ZenML co-founder Hamza Tahir notes that building durable AI agents—managing non-deterministic code safely and reliably—is essentially a reinvention of core MLOps principles. The fundamental software engineering practices for productionalizing complex, non-deterministic systems are cyclical, moving from DevOps to MLOps and now to AgentOps.
Unlike traditional ML pipelines with predefined steps (DAGs), AI agents operate as dynamic, unrolled graphs. Their workflow is a tree-like structure of LLM and tool calls determined at runtime, requiring systems that can handle real-time graph definition rather than static compilation ahead of time.
An "agent harness" is the software that translates an LLM's token outputs into actions—the body for the brain. Model providers like Anthropic now tightly couple their models to proprietary harnesses (e.g., Opus 4.8 to Claude Code) via reinforcement learning, making the model self-aware of its environment to boost performance.
A key industry tension exists between model providers creating closed, high-performance agent ecosystems (model + harness) and open-source harnesses like LangGraph. The latter camp argues for model-agnosticism to avoid vendor lock-in and ensure business continuity if a specific model is banned or deprecated.
To run reliably in the cloud, AI agents cannot be simple synchronous API calls. Their long-running, stateful nature requires an asynchronous architecture.
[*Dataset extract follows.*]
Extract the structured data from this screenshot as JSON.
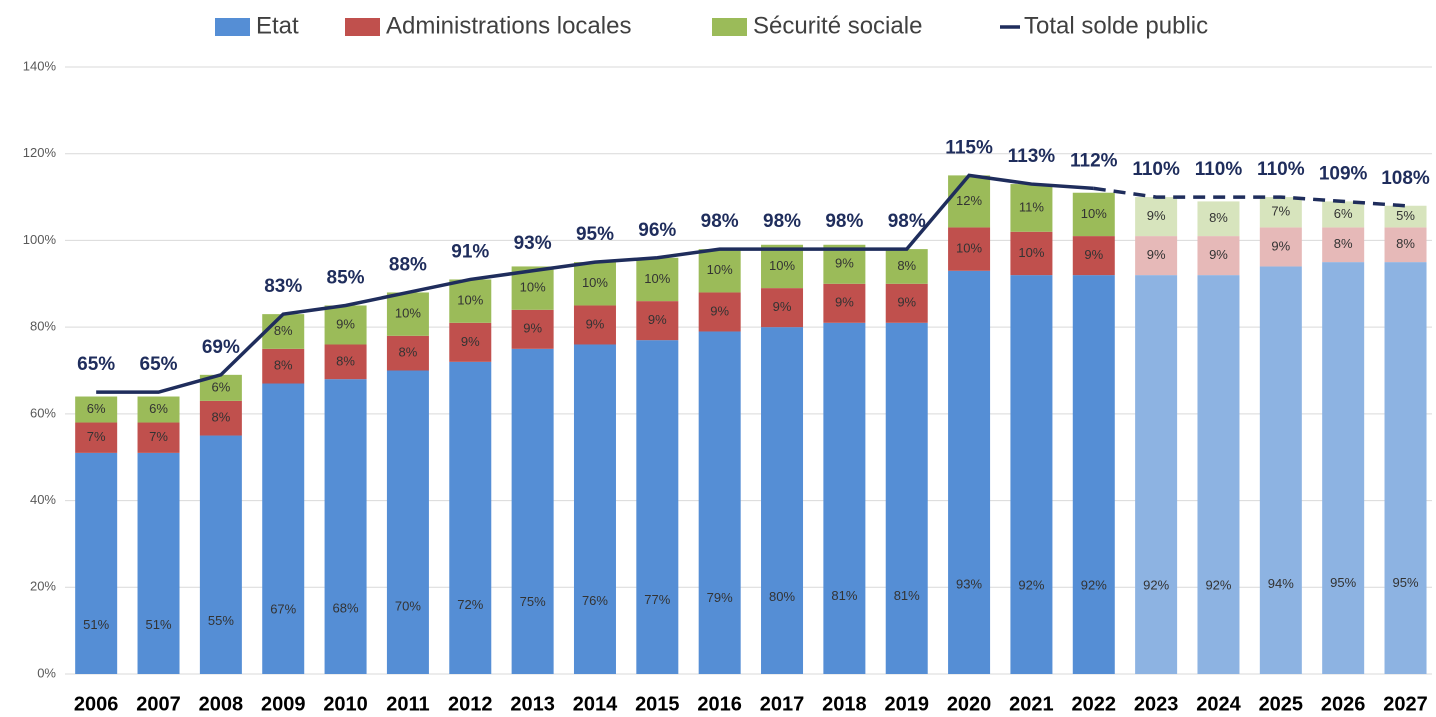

This typically involves a message broker and task queue to farm out agentic loops to ephemeral workers, preventing process failures and enabling scalability.
Unlike stateless applications, updating a live AI agent is highly risky. The system's inherent non-determinism and statefulness mean even a minor change, like altering a system prompt, can have unknown, cascading effects on millions of long-running, in-flight agent executions, making developers terrified of pushing updates.
While replaying agent execution traces to test changes seems useful, it's scientifically complex. Swapping a model midway through a trace creates an invalid experiment, as the new model might never have made the preceding decisions to reach that specific state. This complicates A/B testing and evaluation for agentic systems.
The path to improving production agents isn't manual analysis but automation via other agents. The vision is for every deployed agent to have a "nurse agent" companion. This trainer constantly analyzes production traces, runs experiments by replaying scenarios with different models or tools, and automatically optimizes the primary agent.